Милая девушка, привыкшая ко всяким флиртам, к моим словам оказалась равнодушна, а вот Меншиков явно такого ответа не ожидал и потому немного подсдулся, но быстро взял себя в руки.
Едва нам принесли кофе: мне черный, а княжичу — лавандовый раф на каком-то там молоке из сена, Меншиков заговорил:
— Думаю, стоит начать с того, что между нами возникло легкое недопонимание.

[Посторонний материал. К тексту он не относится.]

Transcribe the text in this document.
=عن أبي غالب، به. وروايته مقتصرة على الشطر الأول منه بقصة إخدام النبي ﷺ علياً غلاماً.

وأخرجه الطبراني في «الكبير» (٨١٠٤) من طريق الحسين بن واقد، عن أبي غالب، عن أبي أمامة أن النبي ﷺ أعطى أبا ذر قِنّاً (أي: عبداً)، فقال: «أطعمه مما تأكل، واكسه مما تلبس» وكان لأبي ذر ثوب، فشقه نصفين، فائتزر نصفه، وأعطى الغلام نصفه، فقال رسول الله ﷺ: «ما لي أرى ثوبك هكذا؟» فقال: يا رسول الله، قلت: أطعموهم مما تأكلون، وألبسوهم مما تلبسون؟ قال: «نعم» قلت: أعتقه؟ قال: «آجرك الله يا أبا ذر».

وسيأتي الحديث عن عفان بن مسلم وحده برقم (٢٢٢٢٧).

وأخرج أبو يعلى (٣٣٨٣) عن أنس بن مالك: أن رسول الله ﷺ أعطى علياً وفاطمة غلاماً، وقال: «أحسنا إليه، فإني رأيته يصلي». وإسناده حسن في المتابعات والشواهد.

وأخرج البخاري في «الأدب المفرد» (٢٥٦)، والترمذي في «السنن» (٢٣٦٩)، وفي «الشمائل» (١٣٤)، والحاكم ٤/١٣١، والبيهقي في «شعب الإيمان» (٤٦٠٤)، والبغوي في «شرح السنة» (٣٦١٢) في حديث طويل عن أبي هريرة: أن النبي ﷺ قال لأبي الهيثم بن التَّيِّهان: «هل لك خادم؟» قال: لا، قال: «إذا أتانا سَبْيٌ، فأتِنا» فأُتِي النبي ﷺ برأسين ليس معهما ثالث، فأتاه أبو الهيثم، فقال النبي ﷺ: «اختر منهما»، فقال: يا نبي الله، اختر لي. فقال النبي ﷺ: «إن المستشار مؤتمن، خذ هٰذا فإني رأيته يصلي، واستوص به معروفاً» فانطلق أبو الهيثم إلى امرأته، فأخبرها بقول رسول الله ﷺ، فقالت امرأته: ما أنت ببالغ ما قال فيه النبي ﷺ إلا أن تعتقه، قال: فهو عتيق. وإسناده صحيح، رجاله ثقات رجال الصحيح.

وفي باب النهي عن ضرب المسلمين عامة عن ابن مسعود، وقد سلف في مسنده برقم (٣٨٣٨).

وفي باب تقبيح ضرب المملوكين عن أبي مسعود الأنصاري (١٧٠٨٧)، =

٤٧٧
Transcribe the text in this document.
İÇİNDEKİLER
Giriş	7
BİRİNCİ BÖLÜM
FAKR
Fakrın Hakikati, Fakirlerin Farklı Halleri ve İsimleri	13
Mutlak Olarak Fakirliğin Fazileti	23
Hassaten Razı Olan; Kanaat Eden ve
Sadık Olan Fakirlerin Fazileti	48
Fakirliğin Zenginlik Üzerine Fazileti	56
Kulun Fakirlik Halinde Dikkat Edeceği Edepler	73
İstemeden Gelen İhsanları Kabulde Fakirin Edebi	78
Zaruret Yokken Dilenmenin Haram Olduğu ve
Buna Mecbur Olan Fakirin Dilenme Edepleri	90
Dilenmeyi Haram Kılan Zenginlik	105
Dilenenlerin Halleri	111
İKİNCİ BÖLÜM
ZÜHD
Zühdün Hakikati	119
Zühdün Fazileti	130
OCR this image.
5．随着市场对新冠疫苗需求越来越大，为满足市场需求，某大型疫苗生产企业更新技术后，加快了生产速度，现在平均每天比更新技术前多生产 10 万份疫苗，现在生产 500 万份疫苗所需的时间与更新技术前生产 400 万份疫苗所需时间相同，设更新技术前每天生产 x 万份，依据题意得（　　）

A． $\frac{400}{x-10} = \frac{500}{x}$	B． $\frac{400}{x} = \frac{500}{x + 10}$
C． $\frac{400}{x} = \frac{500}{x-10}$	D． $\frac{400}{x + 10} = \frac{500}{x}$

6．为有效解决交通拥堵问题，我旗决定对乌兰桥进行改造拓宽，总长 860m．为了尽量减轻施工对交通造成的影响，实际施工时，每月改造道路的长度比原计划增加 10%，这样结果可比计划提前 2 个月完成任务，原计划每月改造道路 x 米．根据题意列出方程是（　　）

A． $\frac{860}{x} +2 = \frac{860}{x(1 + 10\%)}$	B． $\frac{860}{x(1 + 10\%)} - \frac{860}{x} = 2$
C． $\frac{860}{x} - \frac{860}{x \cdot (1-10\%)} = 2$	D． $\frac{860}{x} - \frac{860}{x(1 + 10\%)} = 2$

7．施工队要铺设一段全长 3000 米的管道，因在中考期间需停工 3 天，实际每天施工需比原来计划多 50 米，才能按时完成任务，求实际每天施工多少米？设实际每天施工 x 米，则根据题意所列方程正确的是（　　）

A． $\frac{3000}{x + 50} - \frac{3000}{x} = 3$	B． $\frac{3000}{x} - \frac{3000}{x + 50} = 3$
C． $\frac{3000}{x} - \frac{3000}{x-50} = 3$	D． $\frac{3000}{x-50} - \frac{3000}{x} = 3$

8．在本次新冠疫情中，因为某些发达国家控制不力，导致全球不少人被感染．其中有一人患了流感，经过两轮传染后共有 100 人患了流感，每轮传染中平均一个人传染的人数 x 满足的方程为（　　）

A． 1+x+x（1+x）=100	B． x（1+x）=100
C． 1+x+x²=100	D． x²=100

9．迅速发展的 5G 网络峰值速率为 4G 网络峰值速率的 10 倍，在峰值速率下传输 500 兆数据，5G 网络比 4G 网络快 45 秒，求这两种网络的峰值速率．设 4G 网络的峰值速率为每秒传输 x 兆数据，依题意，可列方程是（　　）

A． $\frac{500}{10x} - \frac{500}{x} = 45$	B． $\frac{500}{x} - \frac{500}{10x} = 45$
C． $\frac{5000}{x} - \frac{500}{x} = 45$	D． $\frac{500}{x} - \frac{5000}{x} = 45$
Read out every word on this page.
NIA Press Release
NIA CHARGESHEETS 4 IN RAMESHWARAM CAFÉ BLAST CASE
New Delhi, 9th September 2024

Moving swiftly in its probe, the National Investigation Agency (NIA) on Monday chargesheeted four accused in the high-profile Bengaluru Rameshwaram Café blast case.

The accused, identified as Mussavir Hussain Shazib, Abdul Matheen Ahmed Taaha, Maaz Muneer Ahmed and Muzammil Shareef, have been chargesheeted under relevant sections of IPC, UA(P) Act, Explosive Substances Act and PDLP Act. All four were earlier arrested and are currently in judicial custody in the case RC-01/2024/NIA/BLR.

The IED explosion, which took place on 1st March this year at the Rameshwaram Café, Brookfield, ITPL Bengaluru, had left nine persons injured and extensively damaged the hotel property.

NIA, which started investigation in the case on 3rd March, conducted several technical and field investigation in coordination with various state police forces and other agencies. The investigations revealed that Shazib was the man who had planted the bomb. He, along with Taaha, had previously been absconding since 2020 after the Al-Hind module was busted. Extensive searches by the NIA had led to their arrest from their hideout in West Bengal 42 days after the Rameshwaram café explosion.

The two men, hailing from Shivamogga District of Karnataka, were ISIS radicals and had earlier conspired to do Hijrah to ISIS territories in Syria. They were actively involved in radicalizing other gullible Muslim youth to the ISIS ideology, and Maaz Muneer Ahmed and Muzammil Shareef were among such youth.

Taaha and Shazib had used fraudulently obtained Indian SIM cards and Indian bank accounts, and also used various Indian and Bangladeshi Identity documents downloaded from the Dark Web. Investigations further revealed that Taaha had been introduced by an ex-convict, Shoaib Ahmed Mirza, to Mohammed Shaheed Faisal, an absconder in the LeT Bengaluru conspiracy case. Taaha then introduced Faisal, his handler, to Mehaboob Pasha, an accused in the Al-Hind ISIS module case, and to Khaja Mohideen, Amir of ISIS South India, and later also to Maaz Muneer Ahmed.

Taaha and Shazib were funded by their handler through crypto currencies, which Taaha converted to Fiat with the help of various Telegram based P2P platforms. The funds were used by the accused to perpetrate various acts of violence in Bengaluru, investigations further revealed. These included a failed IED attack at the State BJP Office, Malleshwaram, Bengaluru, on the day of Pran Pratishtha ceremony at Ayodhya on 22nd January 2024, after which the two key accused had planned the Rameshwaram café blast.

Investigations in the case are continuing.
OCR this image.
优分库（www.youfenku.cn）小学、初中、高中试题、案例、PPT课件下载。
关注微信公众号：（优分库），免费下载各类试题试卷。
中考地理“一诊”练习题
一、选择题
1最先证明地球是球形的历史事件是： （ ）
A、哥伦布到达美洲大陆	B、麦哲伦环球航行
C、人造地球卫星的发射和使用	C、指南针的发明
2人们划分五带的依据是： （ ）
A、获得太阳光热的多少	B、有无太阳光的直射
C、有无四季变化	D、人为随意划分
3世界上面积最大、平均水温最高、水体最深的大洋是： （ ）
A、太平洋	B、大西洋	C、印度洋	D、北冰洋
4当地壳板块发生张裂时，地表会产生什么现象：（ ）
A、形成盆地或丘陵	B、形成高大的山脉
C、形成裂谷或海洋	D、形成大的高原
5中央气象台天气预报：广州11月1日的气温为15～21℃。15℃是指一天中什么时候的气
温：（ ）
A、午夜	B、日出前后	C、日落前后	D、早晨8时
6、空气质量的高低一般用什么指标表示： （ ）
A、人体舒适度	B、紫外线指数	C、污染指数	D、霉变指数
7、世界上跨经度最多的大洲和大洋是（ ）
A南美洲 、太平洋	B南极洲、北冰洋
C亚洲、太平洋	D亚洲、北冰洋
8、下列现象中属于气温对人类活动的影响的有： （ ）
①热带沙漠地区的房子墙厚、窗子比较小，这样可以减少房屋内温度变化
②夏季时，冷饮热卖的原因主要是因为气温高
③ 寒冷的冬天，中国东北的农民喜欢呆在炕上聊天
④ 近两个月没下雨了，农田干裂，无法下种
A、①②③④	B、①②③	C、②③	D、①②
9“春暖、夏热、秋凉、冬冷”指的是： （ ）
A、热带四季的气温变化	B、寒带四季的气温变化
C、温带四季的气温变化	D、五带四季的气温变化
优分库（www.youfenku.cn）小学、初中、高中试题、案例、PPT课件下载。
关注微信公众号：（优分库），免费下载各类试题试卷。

Я отхлебнул кофе, старательно прищербнув, сделал «ах-х-х», как учил отец в прошлой жизни, чтобы мы вдвоем могли доводить мать до белого каления, и заметил:
— Мы с вами знакомы четверть часа, а уже возникло недопонимание?
Княжич держал лицо профессионально, но еще парочка таких глотков, и глазик у парня точно задергается.
— Не между нами лично, но между нашим славным обществом и вами, — произнес Меншиков мягко, точно лиса подкрадывалась, — Долгоруков имеет характер вспыльчивый, но отходчивый, и уже раскаялся в своей несдержанности.
— Не сомневаюсь, — усмехнулся я.
— Я понимаю, что волей случая у вас возникла некоторая связь… может быть, даже симпатия с бояричем э-э-э… Новиковым?